Это было так неожиданно – кровь, нападение во дворе жилого дома, в покоренном и уже притихшем городе, что я с минуту топтался возле Кая, беспомощно озираясь.
Сбегались люди. Что-то блеснуло, ко мне сквозь толпу протолкался немец с губной гармошкой. Он положил ее в карман; мы подхватили Кая и понесли к воротам. Водитель-сержант завидел нас из «виллиса» и поспешил на помощь.
– Везти нельзя, – сказал немец. – Надо скорее… Тут есть врач.
– Вы не видели, кто стрелял? – спросил я.
– Нет. Я ничего не слышал даже… Вижу – он упал. Проклятье! Неужели еще мало всего этого? – Он задыхался от гнева. – Стрельбы, мучений…
Не доходя до ворот, мы повернули к крыльцу. Крутая, узкая лестница привела нас под самый чердак.
«Augendiagnostik», – прочел я на двери. Открыл человек в халате не первой чистоты, рыжий, поджарый, в оббитом, словно обкусанном пенсне.

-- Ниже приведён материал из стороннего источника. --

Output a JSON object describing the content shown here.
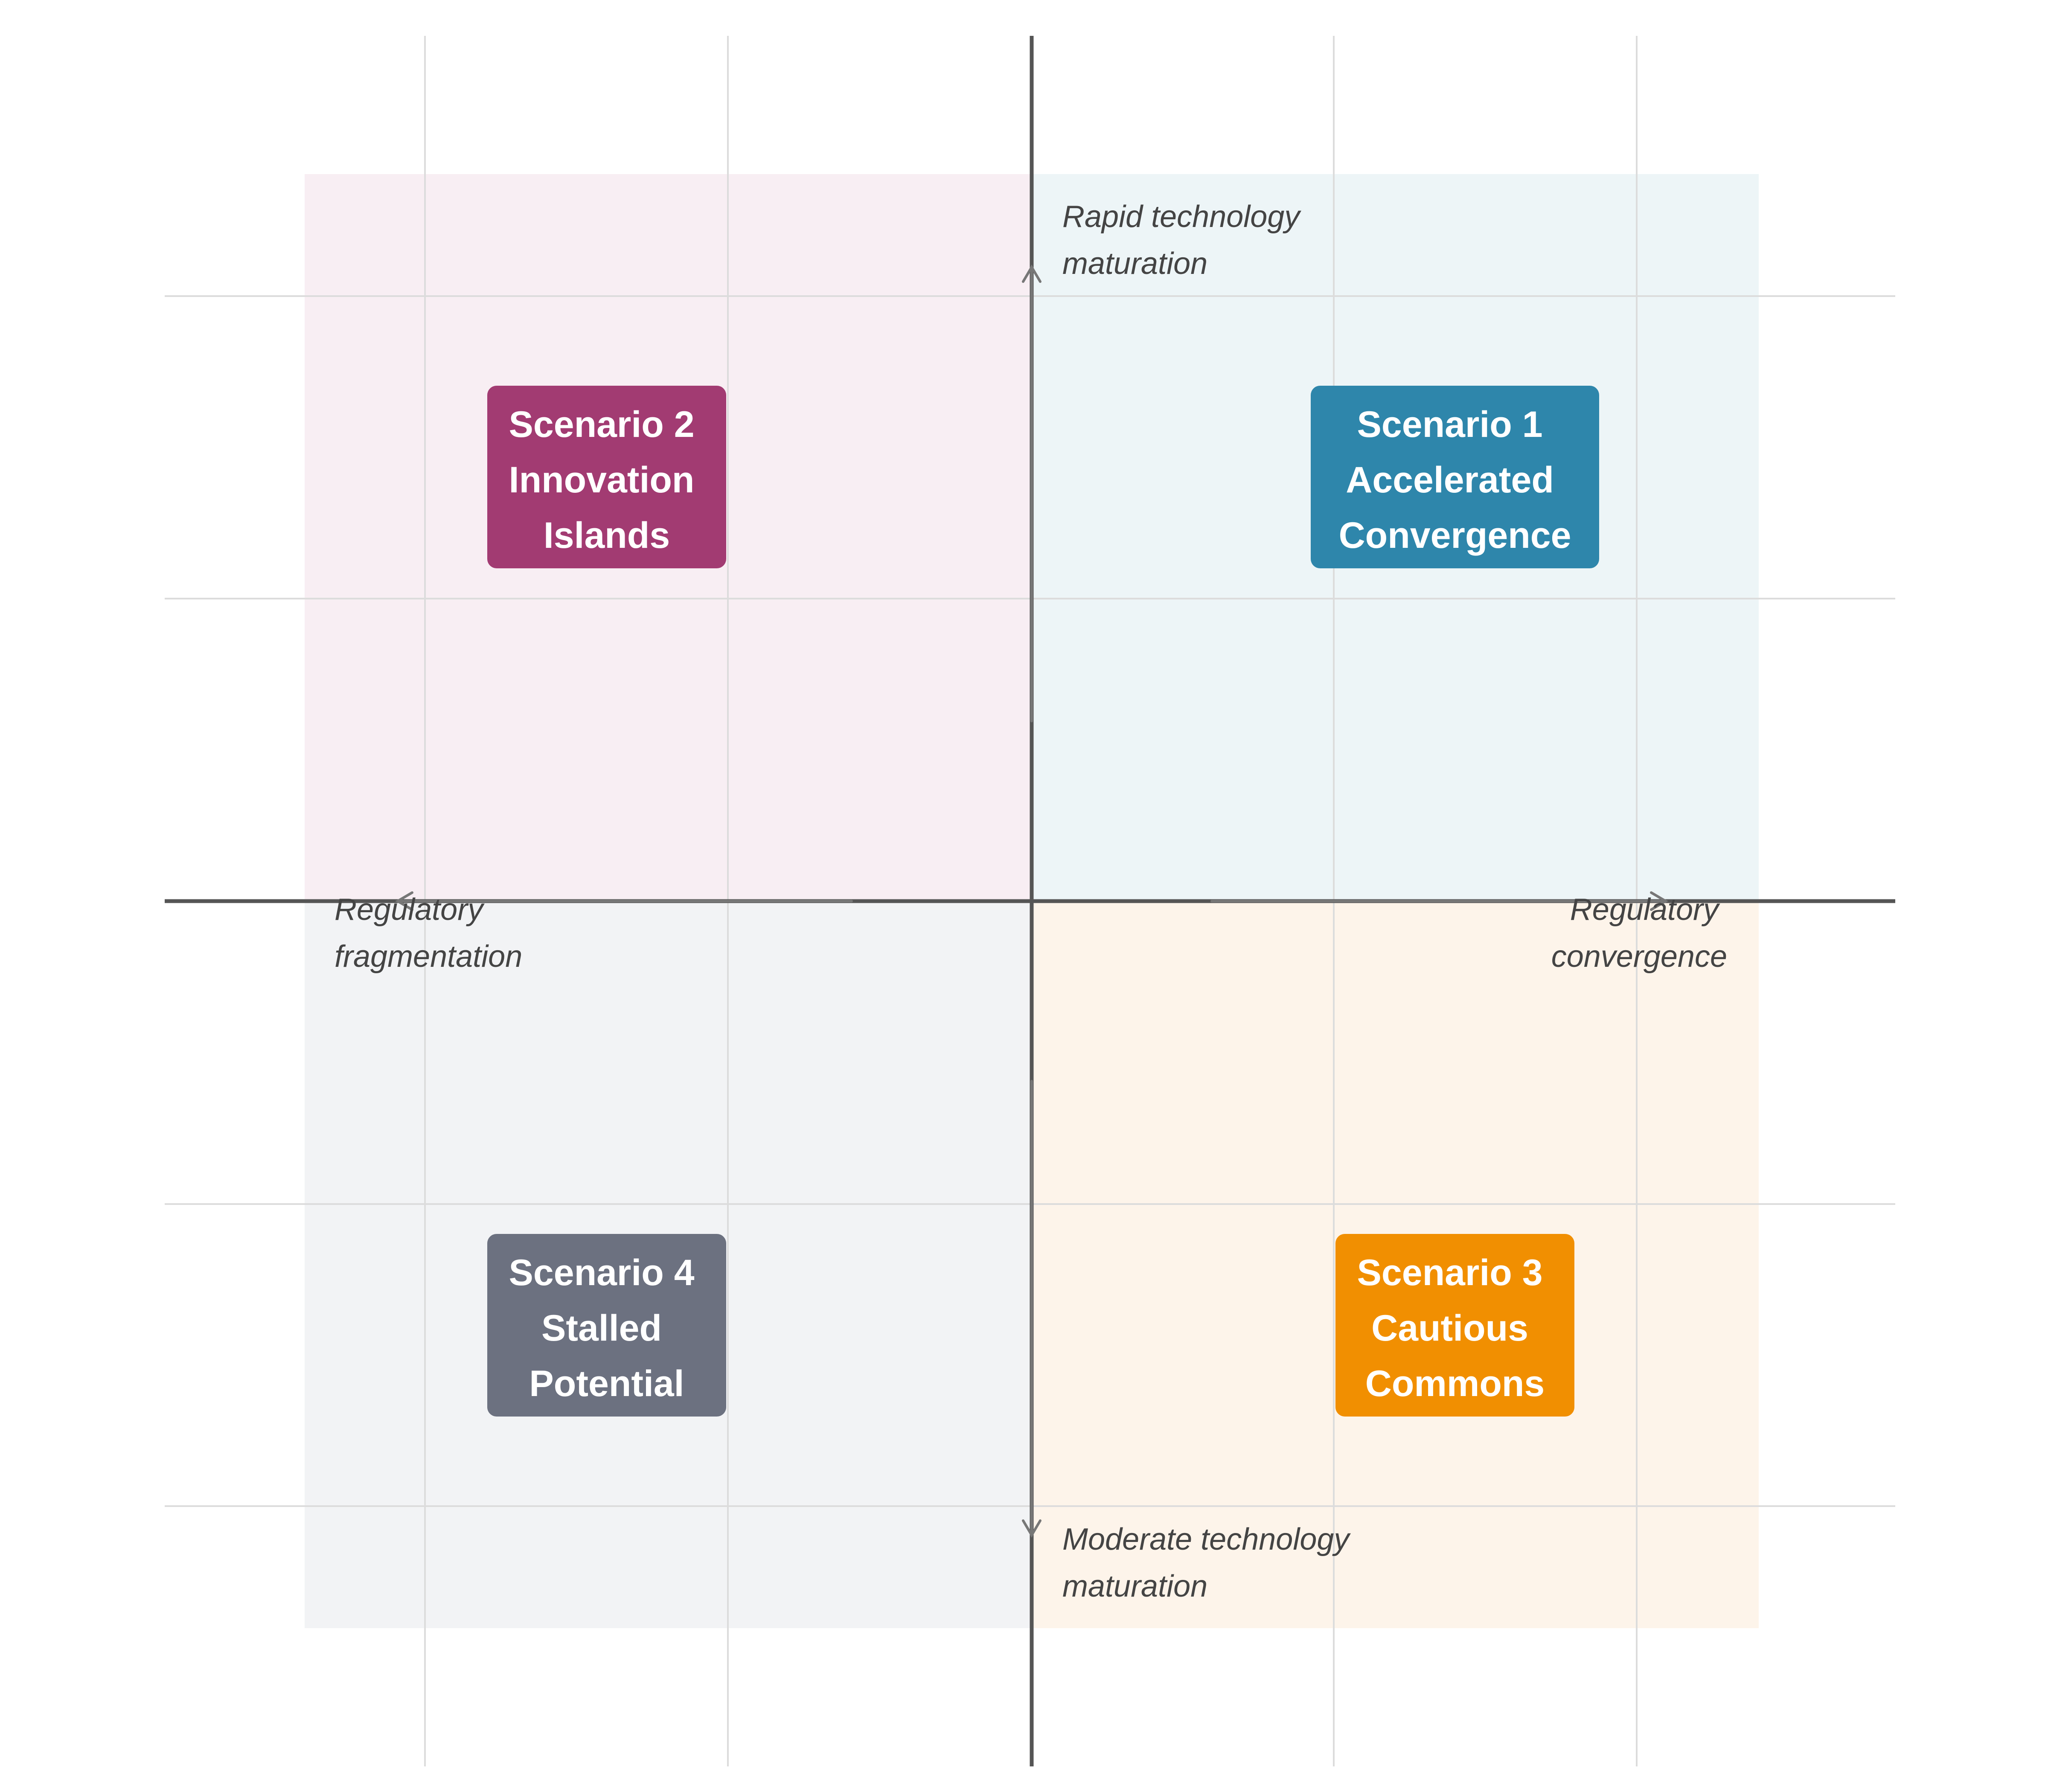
{
  "colors": {
    "grid": "#dcdcdc",
    "axis": "#555555",
    "axis_arrow": "#777777",
    "axis_label_text": "#444444",
    "scenario_text": "#ffffff"
  },
  "quadrants": [
    {
      "id": "top-left",
      "fill": "#f8eef3"
    },
    {
      "id": "top-right",
      "fill": "#edf5f7"
    },
    {
      "id": "bottom-left",
      "fill": "#f2f3f5"
    },
    {
      "id": "bottom-right",
      "fill": "#fdf4ea"
    }
  ],
  "scenarios": [
    {
      "id": "scenario-1",
      "color": "#2e86ab",
      "lines": [
        "Scenario 1",
        "Accelerated",
        "Convergence"
      ]
    },
    {
      "id": "scenario-2",
      "color": "#a23b72",
      "lines": [
        "Scenario 2",
        "Innovation",
        "Islands"
      ]
    },
    {
      "id": "scenario-3",
      "color": "#f18f01",
      "lines": [
        "Scenario 3",
        "Cautious",
        "Commons"
      ]
    },
    {
      "id": "scenario-4",
      "color": "#6c7180",
      "lines": [
        "Scenario 4",
        "Stalled",
        "Potential"
      ]
    }
  ],
  "axis_labels": {
    "top": [
      "Rapid technology",
      "maturation"
    ],
    "bottom": [
      "Moderate technology",
      "maturation"
    ],
    "left": [
      "Regulatory",
      "fragmentation"
    ],
    "right": [
      "Regulatory",
      "convergence"
    ]
  }
}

Кая уложили на кушетке. Кабинет был до странности пуст. Несколько пакетов с лекарствами в поставце. Никаких инструментов, если не считать лупы на столике у кресла, небольшой, цилиндрической лупы ботаника или часовщика. И еще удивило меня огромное, в красках изображение человеческого глаза, прибитое к стене и наполовину задернутое марлевой занавеской. Признаюсь, я с некоторым недоверием следил, как Иеронимус Кимбл ощупывал Фойгта.

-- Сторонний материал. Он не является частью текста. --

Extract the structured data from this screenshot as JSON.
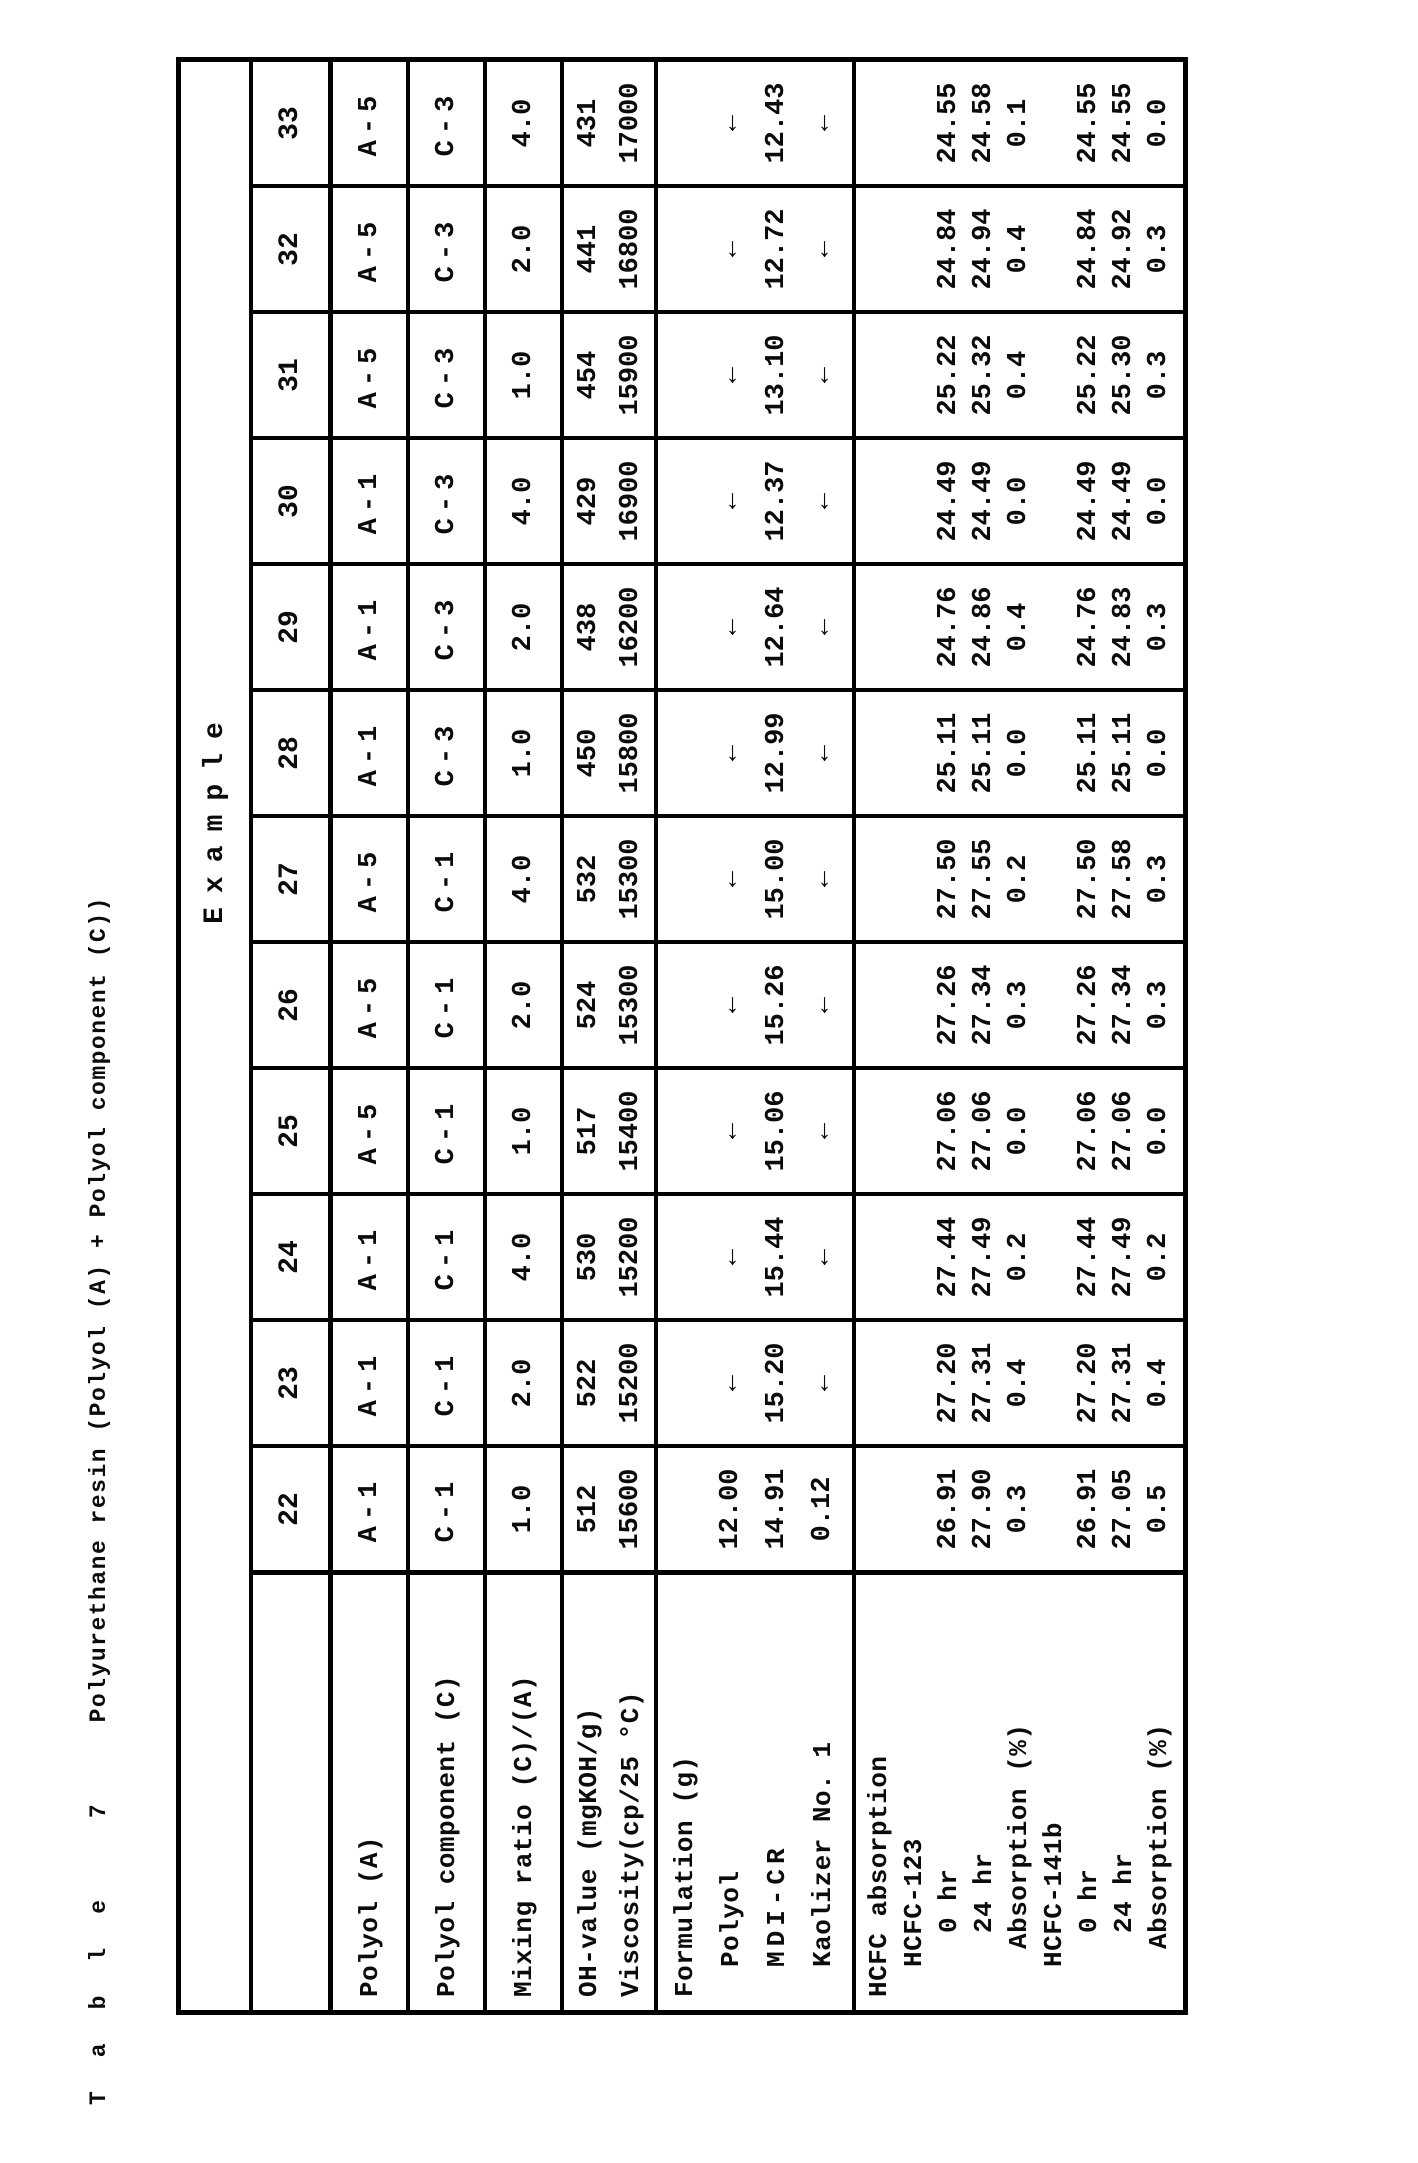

Раненый дернулся и провел пальцами по лицу, словно согнал что-то.
– Кимбл хороший врач, – промолвил немец, помогавший мне. – Он поглядит вам в глаза и сразу скажет, что у вас. Тут, по этому рисунку, – он потянулся к плакату и показал радужную оболочку, испещренную клеточками и точками, – все можно определить. Тут все отражается.

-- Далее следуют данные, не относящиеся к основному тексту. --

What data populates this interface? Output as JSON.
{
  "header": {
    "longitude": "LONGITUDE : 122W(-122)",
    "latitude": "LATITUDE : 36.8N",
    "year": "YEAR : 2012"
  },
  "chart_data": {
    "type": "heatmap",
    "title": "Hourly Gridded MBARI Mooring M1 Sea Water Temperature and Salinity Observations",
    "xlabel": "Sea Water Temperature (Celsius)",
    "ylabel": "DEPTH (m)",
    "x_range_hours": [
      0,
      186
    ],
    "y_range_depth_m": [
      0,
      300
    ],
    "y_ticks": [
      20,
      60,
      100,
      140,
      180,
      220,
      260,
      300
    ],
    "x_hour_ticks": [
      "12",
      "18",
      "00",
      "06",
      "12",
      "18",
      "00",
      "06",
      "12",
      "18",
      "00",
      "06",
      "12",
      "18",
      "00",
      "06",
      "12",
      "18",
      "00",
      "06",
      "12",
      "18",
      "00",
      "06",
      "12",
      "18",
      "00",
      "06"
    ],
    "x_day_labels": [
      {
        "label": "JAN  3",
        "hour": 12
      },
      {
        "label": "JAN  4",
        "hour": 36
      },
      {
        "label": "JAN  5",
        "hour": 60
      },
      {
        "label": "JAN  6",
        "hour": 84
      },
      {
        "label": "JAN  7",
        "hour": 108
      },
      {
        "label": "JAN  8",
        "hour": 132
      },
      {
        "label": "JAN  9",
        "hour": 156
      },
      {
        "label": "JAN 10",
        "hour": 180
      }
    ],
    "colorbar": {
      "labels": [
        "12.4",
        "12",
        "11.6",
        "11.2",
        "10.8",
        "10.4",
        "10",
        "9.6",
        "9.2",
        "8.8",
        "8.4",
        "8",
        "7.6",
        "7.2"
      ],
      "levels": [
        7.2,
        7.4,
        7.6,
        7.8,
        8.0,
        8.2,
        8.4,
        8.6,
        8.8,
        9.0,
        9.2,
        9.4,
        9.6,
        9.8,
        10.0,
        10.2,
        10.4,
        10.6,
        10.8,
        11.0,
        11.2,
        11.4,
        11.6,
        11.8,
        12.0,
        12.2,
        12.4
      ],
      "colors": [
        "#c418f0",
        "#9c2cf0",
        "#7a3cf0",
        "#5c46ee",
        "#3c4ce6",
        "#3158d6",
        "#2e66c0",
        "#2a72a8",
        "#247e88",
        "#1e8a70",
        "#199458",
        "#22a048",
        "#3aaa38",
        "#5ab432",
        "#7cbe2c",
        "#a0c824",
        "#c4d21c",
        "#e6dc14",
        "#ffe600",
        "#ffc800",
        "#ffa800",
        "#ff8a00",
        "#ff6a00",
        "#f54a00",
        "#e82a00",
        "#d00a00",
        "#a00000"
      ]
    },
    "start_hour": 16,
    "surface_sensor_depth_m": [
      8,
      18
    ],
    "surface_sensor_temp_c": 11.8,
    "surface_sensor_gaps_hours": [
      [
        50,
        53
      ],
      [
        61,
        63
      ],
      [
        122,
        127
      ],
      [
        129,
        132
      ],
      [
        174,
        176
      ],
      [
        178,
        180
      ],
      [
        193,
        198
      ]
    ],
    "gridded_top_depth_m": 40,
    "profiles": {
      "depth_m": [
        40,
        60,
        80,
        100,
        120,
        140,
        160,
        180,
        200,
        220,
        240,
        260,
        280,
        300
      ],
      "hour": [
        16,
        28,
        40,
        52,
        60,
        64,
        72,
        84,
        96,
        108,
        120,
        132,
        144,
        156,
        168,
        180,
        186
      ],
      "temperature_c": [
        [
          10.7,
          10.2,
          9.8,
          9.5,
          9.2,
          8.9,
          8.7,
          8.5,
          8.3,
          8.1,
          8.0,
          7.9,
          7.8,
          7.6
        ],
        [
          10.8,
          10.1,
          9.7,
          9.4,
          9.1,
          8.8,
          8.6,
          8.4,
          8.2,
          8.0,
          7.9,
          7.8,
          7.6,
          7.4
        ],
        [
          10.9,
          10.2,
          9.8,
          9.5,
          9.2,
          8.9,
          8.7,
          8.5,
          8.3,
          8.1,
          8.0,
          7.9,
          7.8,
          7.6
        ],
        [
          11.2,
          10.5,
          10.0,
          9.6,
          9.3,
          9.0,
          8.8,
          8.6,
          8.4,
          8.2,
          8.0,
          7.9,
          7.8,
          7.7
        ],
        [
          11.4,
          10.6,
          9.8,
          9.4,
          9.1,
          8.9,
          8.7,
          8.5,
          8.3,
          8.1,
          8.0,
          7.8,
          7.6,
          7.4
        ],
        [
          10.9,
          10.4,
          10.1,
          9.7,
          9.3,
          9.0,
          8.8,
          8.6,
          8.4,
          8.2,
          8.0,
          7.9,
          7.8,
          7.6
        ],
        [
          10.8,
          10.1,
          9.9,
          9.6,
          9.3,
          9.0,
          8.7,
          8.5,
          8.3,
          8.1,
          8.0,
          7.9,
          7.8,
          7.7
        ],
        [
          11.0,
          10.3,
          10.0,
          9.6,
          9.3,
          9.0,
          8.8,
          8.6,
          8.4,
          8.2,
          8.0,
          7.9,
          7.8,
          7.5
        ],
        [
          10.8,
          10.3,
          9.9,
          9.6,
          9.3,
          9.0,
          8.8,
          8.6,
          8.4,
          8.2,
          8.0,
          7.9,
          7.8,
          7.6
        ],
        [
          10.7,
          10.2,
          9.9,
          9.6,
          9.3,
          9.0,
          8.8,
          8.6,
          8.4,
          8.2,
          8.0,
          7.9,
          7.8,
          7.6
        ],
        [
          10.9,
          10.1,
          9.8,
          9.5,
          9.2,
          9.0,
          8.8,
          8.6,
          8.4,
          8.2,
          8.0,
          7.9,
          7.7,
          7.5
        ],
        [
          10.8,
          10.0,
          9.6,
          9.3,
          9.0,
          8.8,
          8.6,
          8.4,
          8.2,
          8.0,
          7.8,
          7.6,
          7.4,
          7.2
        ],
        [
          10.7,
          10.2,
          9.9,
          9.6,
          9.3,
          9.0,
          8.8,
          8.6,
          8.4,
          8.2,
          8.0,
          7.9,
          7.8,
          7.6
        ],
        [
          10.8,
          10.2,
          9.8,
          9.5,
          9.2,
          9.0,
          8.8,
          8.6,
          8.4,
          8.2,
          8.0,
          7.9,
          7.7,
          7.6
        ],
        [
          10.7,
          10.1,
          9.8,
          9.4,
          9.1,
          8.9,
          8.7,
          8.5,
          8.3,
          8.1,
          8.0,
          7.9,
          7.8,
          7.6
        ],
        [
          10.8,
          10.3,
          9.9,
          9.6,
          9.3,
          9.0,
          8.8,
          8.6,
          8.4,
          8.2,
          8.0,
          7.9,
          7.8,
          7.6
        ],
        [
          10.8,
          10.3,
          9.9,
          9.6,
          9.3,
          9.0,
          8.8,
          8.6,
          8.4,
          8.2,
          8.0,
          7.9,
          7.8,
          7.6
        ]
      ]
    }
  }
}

«Хиромант какой-то», – подумал я. Немец говорил раздельно, как на уроке.
– Кимбл учился в Бразилии, – прибавил он. – Глазных диагностиков всего одиннадцать. Во всем мире.
Кай запрокинул голову, скрипнул зубами и еще раз согнал что-то с лица.
– Он немец? – спросил Кимбл.
– Да, – ответил я.
Раненый затих. Кимбл сунул стетоскоп в карман и запахнул халат.
– Русский, немец, поляк – теперь это все равно, – проговорил он в сердцах. – Мертвые не имеют национальности. Они равны.
Кай лежал вытянувшись. Мой спутник тронул меня за рукав.
– Кимбл честный врач, – сказал он по слогам. – Клянусь, господин офицер.
– Кто его? – спросил врач.
– Соотечественник. – Немец скривил губы. – Тоже сын Германии. Вроде фон Шехта. Боже мой, когда же это кончится!
Он не отводил от меня прямого, скорбного взгляда. Кай умер? Я не хотел верить этому. Я ждал, что Кимбл тряхнет своей рыжей гривой и бросит, улыбаясь: «Отлежится», «Через недельку встанет» – или что-нибудь в таком роде. И вдруг – умер! Убит вражеской пулей. И не вернется в свой Розенштадт. Убит в весну победы. Убит, когда все кругом взывает: довольно смертей! Когда земля, кажется, уже полна мертвецов. Не может принять их больше.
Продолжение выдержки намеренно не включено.